Uma pesquisa inovadora do grupo Braingeneers, unindo a UC Santa Cruz e a UC San Francisco, desafia a crença de que os neurônios são células fixas e imutáveis após a formação inicial no cérebro. O estudo, publicado na revista iScience, abre novas perspectivas sobre a plasticidade neuronal e seu papel em distúrbios do neurodesenvolvimento.
Neurônios, as células cerebrais responsáveis pela transmissão de sinais elétricos e químicos, eram tradicionalmente considerados permanentes, com cada tipo – motor, sensorial ou interneurônio – possuindo uma identidade celular inalterável. A nova pesquisa, no entanto, demonstra que a identidade neuronal pode ser muito mais flexível do que se imaginava. “Está nos fazendo repensar como os neurônios são realmente feitos e mantidos, e a influência do ambiente nesse processo”, afirma Mohammed Mostajo-Radji, pesquisador do Instituto de Genômica da UC Santa Cruz e primeiro autor do artigo.
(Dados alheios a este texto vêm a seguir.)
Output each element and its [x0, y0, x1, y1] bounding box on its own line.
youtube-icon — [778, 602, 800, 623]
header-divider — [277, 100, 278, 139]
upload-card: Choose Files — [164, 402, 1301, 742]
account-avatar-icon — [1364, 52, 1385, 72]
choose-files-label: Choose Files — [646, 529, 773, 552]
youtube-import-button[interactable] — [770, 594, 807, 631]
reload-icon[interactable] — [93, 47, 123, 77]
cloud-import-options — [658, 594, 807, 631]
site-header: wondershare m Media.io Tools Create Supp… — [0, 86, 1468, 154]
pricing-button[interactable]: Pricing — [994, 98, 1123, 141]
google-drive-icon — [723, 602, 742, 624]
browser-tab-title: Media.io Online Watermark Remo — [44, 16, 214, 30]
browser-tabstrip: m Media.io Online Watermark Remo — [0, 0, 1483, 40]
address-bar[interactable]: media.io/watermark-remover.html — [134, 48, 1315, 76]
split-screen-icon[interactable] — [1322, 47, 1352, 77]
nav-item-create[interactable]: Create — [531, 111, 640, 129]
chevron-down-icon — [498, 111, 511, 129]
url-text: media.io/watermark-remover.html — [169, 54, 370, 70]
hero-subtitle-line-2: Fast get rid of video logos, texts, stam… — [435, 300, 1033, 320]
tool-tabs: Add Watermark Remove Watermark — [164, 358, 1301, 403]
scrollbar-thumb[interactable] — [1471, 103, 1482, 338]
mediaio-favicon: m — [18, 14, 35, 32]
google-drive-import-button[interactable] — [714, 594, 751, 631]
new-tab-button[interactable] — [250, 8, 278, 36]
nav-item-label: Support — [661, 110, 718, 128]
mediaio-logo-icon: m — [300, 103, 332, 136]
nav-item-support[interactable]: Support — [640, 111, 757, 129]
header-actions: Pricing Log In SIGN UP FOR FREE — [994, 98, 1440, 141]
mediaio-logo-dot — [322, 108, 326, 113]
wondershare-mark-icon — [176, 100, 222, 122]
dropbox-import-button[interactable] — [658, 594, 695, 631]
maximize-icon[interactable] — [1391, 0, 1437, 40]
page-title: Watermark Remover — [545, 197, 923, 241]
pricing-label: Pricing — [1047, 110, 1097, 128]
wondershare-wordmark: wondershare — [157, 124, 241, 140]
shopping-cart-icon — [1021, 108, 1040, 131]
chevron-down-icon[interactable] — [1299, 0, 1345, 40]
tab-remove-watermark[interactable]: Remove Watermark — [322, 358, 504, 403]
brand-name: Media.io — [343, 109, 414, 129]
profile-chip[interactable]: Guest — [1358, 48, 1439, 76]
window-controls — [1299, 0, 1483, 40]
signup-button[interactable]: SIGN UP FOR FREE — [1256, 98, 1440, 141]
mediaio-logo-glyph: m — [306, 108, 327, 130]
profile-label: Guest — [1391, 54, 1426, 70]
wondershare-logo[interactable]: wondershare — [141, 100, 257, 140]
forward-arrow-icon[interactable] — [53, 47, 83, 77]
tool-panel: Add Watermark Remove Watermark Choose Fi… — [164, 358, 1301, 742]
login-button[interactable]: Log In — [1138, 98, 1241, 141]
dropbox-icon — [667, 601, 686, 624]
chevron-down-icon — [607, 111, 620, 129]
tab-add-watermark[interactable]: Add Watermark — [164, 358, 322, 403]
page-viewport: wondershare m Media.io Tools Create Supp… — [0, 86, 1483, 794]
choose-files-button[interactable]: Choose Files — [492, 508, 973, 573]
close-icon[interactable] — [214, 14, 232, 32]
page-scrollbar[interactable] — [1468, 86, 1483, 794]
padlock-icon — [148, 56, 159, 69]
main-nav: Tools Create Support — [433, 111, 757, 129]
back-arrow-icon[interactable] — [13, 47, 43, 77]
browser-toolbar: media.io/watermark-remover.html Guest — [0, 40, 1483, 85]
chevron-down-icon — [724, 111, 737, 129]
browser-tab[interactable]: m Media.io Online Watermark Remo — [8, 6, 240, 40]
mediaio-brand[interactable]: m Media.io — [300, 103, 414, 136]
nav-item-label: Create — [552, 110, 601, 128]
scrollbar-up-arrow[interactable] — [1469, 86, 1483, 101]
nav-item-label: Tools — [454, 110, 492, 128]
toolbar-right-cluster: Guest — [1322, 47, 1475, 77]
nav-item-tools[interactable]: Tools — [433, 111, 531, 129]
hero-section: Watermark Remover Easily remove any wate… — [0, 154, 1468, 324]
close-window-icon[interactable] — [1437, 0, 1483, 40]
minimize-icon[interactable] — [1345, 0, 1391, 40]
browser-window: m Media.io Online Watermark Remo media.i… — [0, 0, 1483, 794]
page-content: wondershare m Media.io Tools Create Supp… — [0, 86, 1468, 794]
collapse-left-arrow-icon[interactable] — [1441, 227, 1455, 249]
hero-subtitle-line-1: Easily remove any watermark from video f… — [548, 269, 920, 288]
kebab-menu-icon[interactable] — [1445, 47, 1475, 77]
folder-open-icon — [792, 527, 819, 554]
Utilizando organoides, modelos 3D do tecido cerebral, os cientistas investigaram como os neurônios se desenvolvem e se adaptam in vitro. As descobertas revelaram uma plasticidade de destino inesperada, lançando luz sobre como diferentes subtipos de neurônios influenciam a função cerebral e sua possível ligação com distúrbios do neurodesenvolvimento.
O córtex cerebral é composto principalmente por neurônios excitatórios (80%) e inibitórios (20%). Dentre os inibitórios, 60% são positivos para parvalbumina (PV+), uma proteína associada à transmissão ultrarrápida de informações. O mau funcionamento desses neurônios PV+ tem sido associado a distúrbios como autismo e esquizofrenia, impactando processos cognitivos e sensoriais.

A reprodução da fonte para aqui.